Participants register online at Charity Bets (charitybets.com) where runners sign up and set their goals for this year’s marathon, half-marathon or relay race. Runners can link their activity to social media (Facebook, Twitter, LinkedIn) where friends, family and co-workers can follow links to make a pledge based on whether the runner meets, exceeds or falls short of a personal goal.
After the race, the runner announces his or her performance, and Charity Bets collects on the pledges.
Runners who get $1,000 in pledges prior to the race receive special considerations, including a VIP packet at this year’s Expo, an exclusive warm-up area with food and beverages on race day, their name announced at the starting line, a hat and special parking privileges.
Jim Chaney, who helped design the Akron course, said several runners have already signed up for the challenge, including last year’s women’s marathon winner Becki Michael, and Leo Kormanik, a member of last year’s relay championship team. Both Michael and Kormanik also ran the Akron race to qualify for the 2012 Olympic Trials.
Marks said the Akron Marathon is expecting 15,000 people to participate in this year’s event, from running the full marathon to joining the Kids Fun Run.
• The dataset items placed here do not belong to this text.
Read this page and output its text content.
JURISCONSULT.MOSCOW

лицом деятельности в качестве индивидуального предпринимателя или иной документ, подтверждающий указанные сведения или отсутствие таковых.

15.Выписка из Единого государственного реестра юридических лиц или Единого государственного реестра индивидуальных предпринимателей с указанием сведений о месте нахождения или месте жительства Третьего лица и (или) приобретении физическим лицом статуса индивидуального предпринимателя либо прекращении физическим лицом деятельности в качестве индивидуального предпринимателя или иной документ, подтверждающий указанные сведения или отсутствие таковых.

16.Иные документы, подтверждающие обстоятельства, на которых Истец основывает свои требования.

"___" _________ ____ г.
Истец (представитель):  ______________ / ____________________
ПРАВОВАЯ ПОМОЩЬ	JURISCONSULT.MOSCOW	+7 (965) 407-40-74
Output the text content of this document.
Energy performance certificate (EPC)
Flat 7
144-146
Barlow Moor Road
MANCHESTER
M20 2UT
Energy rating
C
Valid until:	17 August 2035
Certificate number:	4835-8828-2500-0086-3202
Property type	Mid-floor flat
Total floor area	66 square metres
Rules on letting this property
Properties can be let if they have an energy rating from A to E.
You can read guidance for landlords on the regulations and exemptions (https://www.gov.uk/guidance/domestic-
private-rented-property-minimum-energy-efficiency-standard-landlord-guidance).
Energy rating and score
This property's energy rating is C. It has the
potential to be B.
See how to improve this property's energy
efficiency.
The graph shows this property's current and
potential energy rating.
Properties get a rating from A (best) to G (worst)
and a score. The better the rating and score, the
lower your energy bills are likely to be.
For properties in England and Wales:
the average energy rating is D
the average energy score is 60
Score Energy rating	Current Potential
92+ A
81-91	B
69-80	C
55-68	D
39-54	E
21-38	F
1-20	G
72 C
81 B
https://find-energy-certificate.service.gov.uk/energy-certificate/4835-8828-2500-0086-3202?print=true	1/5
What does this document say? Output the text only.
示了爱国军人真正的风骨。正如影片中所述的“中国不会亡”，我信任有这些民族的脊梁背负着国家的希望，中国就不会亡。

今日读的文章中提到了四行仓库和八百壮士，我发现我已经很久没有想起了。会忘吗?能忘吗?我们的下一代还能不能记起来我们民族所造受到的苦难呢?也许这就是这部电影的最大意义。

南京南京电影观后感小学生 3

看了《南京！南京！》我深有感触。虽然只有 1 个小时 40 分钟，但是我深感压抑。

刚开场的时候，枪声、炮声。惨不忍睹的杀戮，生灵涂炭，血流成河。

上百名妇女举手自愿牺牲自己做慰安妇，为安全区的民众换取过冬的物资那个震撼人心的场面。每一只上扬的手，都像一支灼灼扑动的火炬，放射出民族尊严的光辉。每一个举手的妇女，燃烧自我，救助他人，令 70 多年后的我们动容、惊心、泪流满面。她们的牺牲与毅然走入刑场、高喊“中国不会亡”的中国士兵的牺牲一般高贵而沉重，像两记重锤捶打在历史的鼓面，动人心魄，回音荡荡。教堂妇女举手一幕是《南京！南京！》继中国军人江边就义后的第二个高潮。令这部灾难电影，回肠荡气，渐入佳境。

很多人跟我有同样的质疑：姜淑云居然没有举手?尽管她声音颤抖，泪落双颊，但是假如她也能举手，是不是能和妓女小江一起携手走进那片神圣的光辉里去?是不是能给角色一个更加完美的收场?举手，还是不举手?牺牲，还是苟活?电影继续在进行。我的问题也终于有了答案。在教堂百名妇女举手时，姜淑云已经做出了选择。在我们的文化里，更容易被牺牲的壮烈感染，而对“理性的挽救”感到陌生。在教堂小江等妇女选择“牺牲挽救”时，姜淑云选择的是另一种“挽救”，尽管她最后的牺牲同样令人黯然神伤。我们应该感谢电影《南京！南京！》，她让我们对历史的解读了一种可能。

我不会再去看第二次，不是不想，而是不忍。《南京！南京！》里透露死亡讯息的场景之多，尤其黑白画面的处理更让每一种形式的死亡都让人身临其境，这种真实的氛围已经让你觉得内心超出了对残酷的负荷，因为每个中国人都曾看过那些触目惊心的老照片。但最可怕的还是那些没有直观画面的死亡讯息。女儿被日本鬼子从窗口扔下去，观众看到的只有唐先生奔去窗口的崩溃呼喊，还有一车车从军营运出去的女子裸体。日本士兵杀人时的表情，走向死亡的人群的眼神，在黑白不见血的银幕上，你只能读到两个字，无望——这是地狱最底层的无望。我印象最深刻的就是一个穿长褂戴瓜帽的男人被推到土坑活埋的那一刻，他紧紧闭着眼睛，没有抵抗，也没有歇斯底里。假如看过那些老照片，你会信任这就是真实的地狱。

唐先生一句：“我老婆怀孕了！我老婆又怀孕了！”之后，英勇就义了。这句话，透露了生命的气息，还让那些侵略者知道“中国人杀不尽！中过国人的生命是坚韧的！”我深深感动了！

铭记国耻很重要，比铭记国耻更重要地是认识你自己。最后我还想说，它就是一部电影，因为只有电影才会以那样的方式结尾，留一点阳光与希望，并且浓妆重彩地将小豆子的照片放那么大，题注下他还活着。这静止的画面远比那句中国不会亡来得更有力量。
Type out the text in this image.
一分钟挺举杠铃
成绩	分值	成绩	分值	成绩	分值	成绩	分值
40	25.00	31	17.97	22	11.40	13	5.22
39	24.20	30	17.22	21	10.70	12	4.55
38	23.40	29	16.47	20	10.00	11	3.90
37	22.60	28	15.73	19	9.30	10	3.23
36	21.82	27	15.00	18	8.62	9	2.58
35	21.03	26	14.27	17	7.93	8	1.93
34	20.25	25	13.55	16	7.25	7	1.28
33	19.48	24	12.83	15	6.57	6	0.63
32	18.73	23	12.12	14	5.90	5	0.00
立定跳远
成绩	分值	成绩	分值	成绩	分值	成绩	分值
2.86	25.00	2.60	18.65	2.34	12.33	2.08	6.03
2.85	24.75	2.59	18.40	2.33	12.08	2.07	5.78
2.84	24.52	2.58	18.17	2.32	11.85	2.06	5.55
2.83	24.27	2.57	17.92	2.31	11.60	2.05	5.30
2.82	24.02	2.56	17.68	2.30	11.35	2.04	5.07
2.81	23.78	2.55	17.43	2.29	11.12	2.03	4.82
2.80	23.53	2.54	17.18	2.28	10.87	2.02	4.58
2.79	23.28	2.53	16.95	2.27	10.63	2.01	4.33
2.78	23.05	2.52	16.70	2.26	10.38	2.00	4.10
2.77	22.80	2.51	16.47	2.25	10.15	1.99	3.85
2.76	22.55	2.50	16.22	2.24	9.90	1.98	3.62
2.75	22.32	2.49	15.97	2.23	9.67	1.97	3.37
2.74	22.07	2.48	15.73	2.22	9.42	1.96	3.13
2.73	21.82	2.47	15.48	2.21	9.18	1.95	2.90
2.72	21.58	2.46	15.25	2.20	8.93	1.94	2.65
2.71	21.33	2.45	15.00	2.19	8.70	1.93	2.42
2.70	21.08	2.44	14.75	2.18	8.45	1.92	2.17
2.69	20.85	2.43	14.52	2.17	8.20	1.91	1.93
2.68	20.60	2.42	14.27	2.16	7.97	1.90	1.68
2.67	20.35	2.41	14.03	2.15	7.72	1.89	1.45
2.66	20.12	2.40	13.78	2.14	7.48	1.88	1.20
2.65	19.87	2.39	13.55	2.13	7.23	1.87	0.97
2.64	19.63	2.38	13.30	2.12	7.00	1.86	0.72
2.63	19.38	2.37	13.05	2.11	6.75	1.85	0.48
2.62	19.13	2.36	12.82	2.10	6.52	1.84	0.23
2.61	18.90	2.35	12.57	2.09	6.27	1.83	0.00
He also reminded the gathering of a study done by the University of Akron Department of Economics last year that determined the 2011 Akron Marathon added about $5.2 million to Akron’s economy. That was $1.2 million more than the previous year and created the equivalent of 46 jobs.
Marks said the endowment set up through the Akron Community Foundation will help the marathon continue to meet its goal of promoting fitness while growing the local economy and raising money for charity.
Added Rodgers, who helped Akron kick off its first marathon as its national spokesman in 2003: “Our sport, as strong as it is, is going to keep growing. There are no limits.”